No fim-de-semana que estive em Portimão com a Marília, o Rui esteve em Vila de Rei e quando vinha de viagem recebi uma mensagem dele a perguntar se queria estar com ele, e dependia de mim a que horas ele vinha, fiquei pior que fula, tinha acabado de mandar uma mensagem para casa a dizer que já ia a caminho e que demorava mais ou menos 3 horas, o meu mundo desabou, a Marília ainda disse para eu dizer que sim, mas eu não tive coragem de mandar uma mensagem à minha mãe a dizer que afinal ia demorar mais tempo, é uma questão de respeito, percebo que ele quisesse estar comigo, eu também queria estar com ele, mas a responsabilidade desta situação era dele, se ele não quisesse tantos segredos, eu teria dito à minha mãe o motivo pelo qual ia chegar uma hora ou duas mais tarde que o previsto, e estaria com ele como eu queria estar…

já tinha feito loucuras de mais por causa de uma relação que ele insistia em esconder, isto não dá para mim, não me ia esconder a vida toda, nem pensar.
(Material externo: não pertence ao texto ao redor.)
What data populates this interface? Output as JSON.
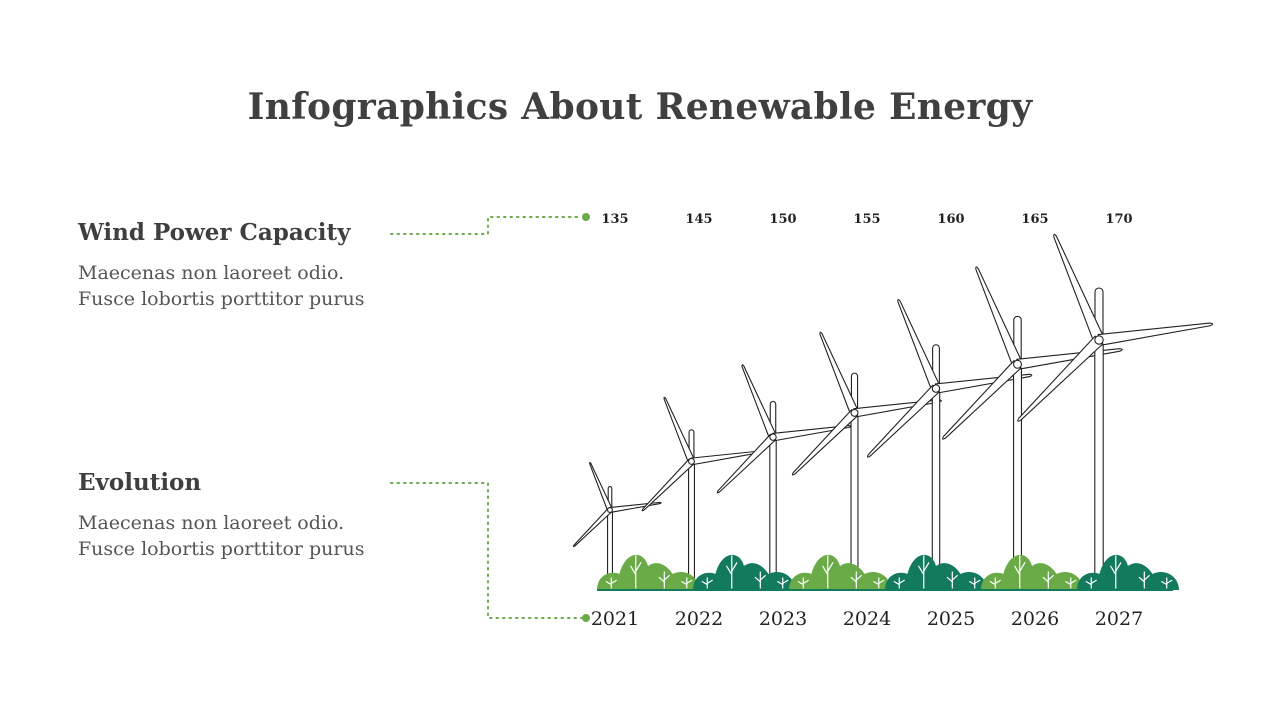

Ele é muito importante para mim, mas a minha mãe é mais. Tinha ficado um fim-de-semana fora, o que já não é muito comum. E eu sei como a minha mãe gosta de ter as crias debaixo das asas. Eu já tinha por várias vezes me esticado nas horas por causa dele, e se fosse ter com ele, eu sabia que não me ia portar muito bem, a Marília ainda inventou um esquema para eu ir ter com ele. Do género eu ia ter com ele, e depois dizia-lhe e ela levava-me a casa. Mas teoricamente ela não sabia que eu estava com ele, teoricamente ninguém sabia… a muito custo disse-lhe que não. Eu já estava farta de mentiras. E neste caso eu sabia que ia ficar mal das duas maneiras, se fosse ter com ele ficava mal, porque mais uma vez, por causa dele eu tinha de mentir à minha mãe, mas não ir ter com ele foi suicida, o meu coração ficou pequeno, apertado… eu queria tanto ter estado com ele. Naquele dia e em todos.

No final de Novembro fomos até Belém, comer uns pastéis de Belém e dar uma volta, ainda estivemos ao pé da Torre de Belém e vimos a montanha de ferro que era a Árvore de Natal que só é bonita à noite quando as luzes se acendem e rasgam o negro da noite, e que eu e ele não tivemos oportunidade de ver nesse dia.